In der Antarktis ist es in großen Höhen viel kälter als gedacht. Erstmalig gemessen, sollen die Daten nun bei der Eichung von Klimamodellen helfen.
Atmosphäre
Computermodelle sind das Fundament moderner Klimaforschung; inwieweit ihnen jedoch zu trauen ist, hängt von ihrer Eichbarkeit ab. Dabei muss die Simulation beweisen was sie kann, indem sie in der virtuellen Welt Daten und Phänomene voraussagt, die sich in der wirklichen Welt überprüfen lassen.

Und so wird das Sammeln von Daten in der Natur niemals enden - insbesondere, weil die globale Atmosphäre noch eine ganze Reihe von weißen Flecken aufweist.

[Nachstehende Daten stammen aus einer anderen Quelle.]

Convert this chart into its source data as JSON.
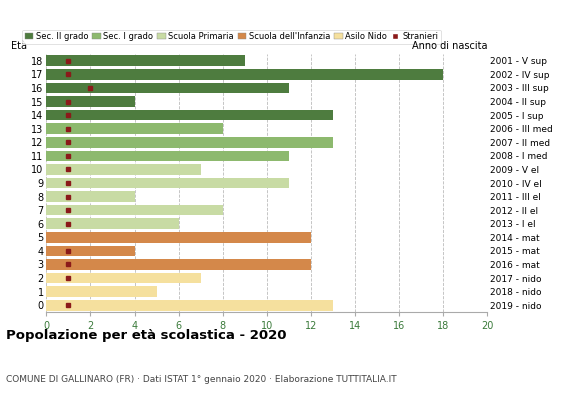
{
  "ages": [
    0,
    1,
    2,
    3,
    4,
    5,
    6,
    7,
    8,
    9,
    10,
    11,
    12,
    13,
    14,
    15,
    16,
    17,
    18
  ],
  "years": [
    "2019 - nido",
    "2018 - nido",
    "2017 - nido",
    "2016 - mat",
    "2015 - mat",
    "2014 - mat",
    "2013 - I el",
    "2012 - II el",
    "2011 - III el",
    "2010 - IV el",
    "2009 - V el",
    "2008 - I med",
    "2007 - II med",
    "2006 - III med",
    "2005 - I sup",
    "2004 - II sup",
    "2003 - III sup",
    "2002 - IV sup",
    "2001 - V sup"
  ],
  "bar_values": [
    13,
    5,
    7,
    12,
    4,
    12,
    6,
    8,
    4,
    11,
    7,
    11,
    13,
    8,
    13,
    4,
    11,
    18,
    9
  ],
  "stranieri_values": [
    1,
    0,
    1,
    1,
    1,
    0,
    1,
    1,
    1,
    1,
    1,
    1,
    1,
    1,
    1,
    1,
    2,
    1,
    1
  ],
  "categories": {
    "asilo_nido": {
      "ages": [
        0,
        1,
        2
      ],
      "color": "#f5e09e"
    },
    "infanzia": {
      "ages": [
        3,
        4,
        5
      ],
      "color": "#d4884a"
    },
    "primaria": {
      "ages": [
        6,
        7,
        8,
        9,
        10
      ],
      "color": "#c8dba4"
    },
    "media": {
      "ages": [
        11,
        12,
        13
      ],
      "color": "#8db96e"
    },
    "superiore": {
      "ages": [
        14,
        15,
        16,
        17,
        18
      ],
      "color": "#4e7c3f"
    }
  },
  "stranieri_color": "#8b1a1a",
  "legend_labels": [
    "Sec. II grado",
    "Sec. I grado",
    "Scuola Primaria",
    "Scuola dell'Infanzia",
    "Asilo Nido",
    "Stranieri"
  ],
  "legend_colors": [
    "#4e7c3f",
    "#8db96e",
    "#c8dba4",
    "#d4884a",
    "#f5e09e",
    "#8b1a1a"
  ],
  "title": "Popolazione per età scolastica - 2020",
  "subtitle": "COMUNE DI GALLINARO (FR) · Dati ISTAT 1° gennaio 2020 · Elaborazione TUTTITALIA.IT",
  "label_eta": "Età",
  "label_anno": "Anno di nascita",
  "xlim": [
    0,
    20
  ],
  "xticks": [
    0,
    2,
    4,
    6,
    8,
    10,
    12,
    14,
    16,
    18,
    20
  ],
  "background_color": "#ffffff",
  "grid_color": "#bbbbbb"
}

Dazu gehören beispielsweise die Temperaturen in den höheren Schichten der polaren Atmosphären.

Am Südpol drangen Forscher jetzt erstmals in eine dieser Datenwüsten vor, indem sie Ballonmessungen mit denen eines bodengebundenen Laser-Radars (Light Detection and Ranging - LIDAR) kombinierten. Auf diese Weise entstand ein Temperaturprofil bis in die Thermosphäre in über 100 Kilometern Höhe.

Und dabei kamen Chester Gardner von der University of Illinois in Urbana-Champaign und seine Mitarbeiter zu einem überraschenden Ergebnis. Denn anders als auf der Basis bisheriger Modelle vermutet, ist es in großen Höhen über der Antarktis sehr viel kälter.

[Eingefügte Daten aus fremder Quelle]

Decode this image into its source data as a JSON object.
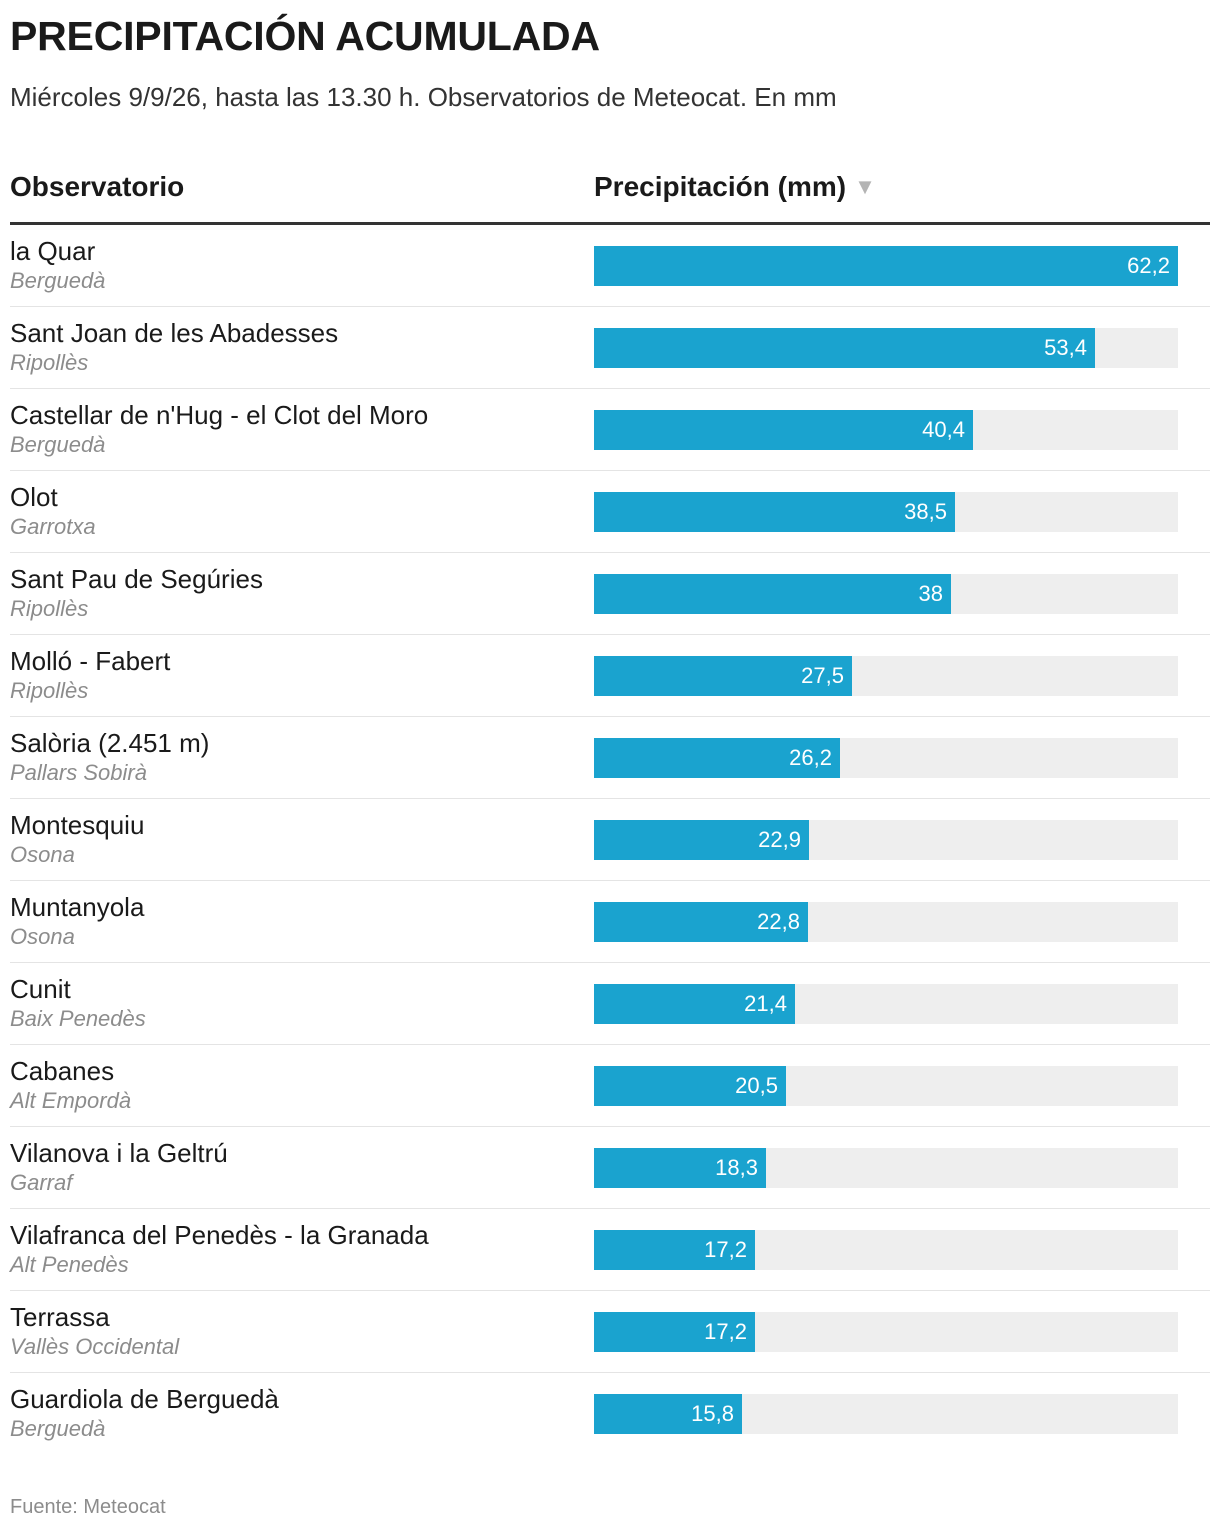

In den Monaten Mai, Juni und Juli - während des antarktischen Winters also - sinken die Temperaturen im Bereich der Stratopause in etwa 50 Kilometern Höhe demnach auf bis zu minus 18 Grad Celsius - auf der Basis der Computersimulationen hatte man hier Tiefsttemperaturen um die vier Grad Celsius erwartet.

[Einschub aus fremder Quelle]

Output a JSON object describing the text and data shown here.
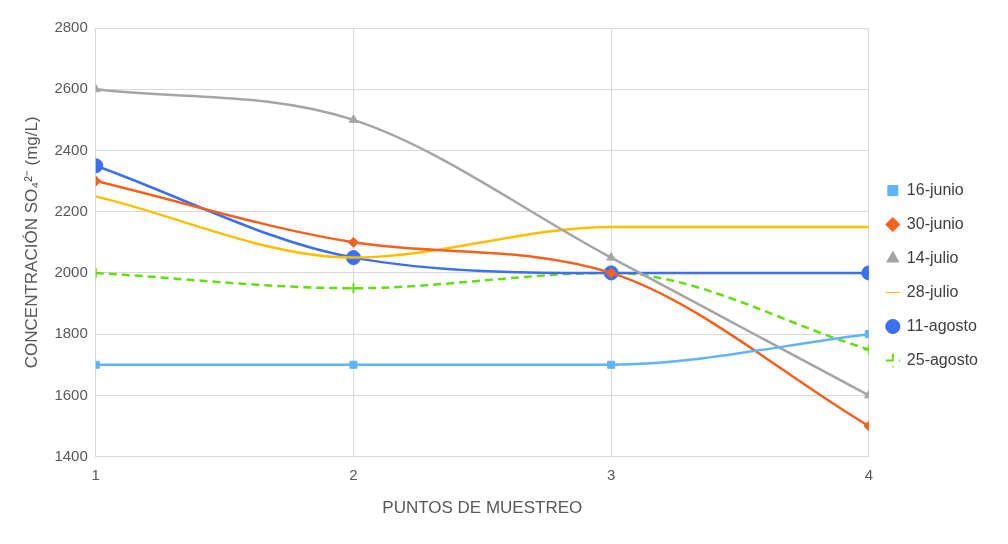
{
  "chart_data": {
    "type": "line",
    "xlabel": "PUNTOS DE MUESTREO",
    "ylabel": "CONCENTRACIÓN SO₄²⁻ (mg/L)",
    "x": [
      1,
      2,
      3,
      4
    ],
    "xlim": [
      1,
      4
    ],
    "xticks": [
      1,
      2,
      3,
      4
    ],
    "ylim": [
      1400,
      2800
    ],
    "yticks": [
      1400,
      1600,
      1800,
      2000,
      2200,
      2400,
      2600,
      2800
    ],
    "grid": true,
    "legend": "right",
    "series": [
      {
        "name": "16-junio",
        "color": "#5fb4fb",
        "values": [
          1700,
          1700,
          1700,
          1800
        ],
        "marker": "square"
      },
      {
        "name": "30-junio",
        "color": "#f5621e",
        "values": [
          2300,
          2100,
          2000,
          1500
        ],
        "marker": "diamond"
      },
      {
        "name": "14-julio",
        "color": "#a5a5a5",
        "values": [
          2600,
          2500,
          2050,
          1600
        ],
        "marker": "triangle"
      },
      {
        "name": "28-julio",
        "color": "#ffbf00",
        "values": [
          2250,
          2050,
          2150,
          2150
        ],
        "marker": "none"
      },
      {
        "name": "11-agosto",
        "color": "#3b6ff5",
        "values": [
          2350,
          2050,
          2000,
          2000
        ],
        "marker": "circle"
      },
      {
        "name": "25-agosto",
        "color": "#66dd11",
        "values": [
          2000,
          1950,
          2000,
          1750
        ],
        "marker": "cross",
        "line_style": "dashed"
      }
    ]
  }
}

"Doch während des langen antarktischen Winters gelangt kaum Sonnenlicht in die Antarktis", bemerkt Gardner. "Dann entwickelt sich in großer Höhe eine gegen den Uhrzeigersinn drehende Luftströmung, welche die Zufuhr warmer Luftmassen aus den niedrigeren Breiten vermindert". Diese Luftmassen sind im antarktischen Winter jedoch die einzige Wärmequelle, denn sinken sie ab, erwärmen sie sich. Diese so genannte adiabatische Erwärmung ist Folge der Kompression absinkender Luftmassen und wird von den meisten Klimamodellen überschätzt.

Um ihre Hypothese der verringerten Luftmassenzufuhr und dem damit geringeren Einfluss der adiabatischen Erwärmung zu überprüfen, bedienten sich die Forscher des Thermosphere-Ionosphere-Mesosphere-Electrodynamics General Circulation Models (TIME-GCM), der modernsten Software zur dreidimensionalen Simulation der oberen Atmosphäre und Ionosphäre schlechthin.

Und in der Tat: Berücksichtigten die Forscher den Effekt der polaren Windströmungen in großen Höhen und ihren Einfluss auf die Erwärmung durch adiabatisch absteigende Luftmassen, ergaben sich im Bereich der Stratopause Temperaturen von plus zwei bis minus elf Grad Celsius. Damit ist die Eichung zwar noch nicht perfekt, kommt der Realität aber weit näher.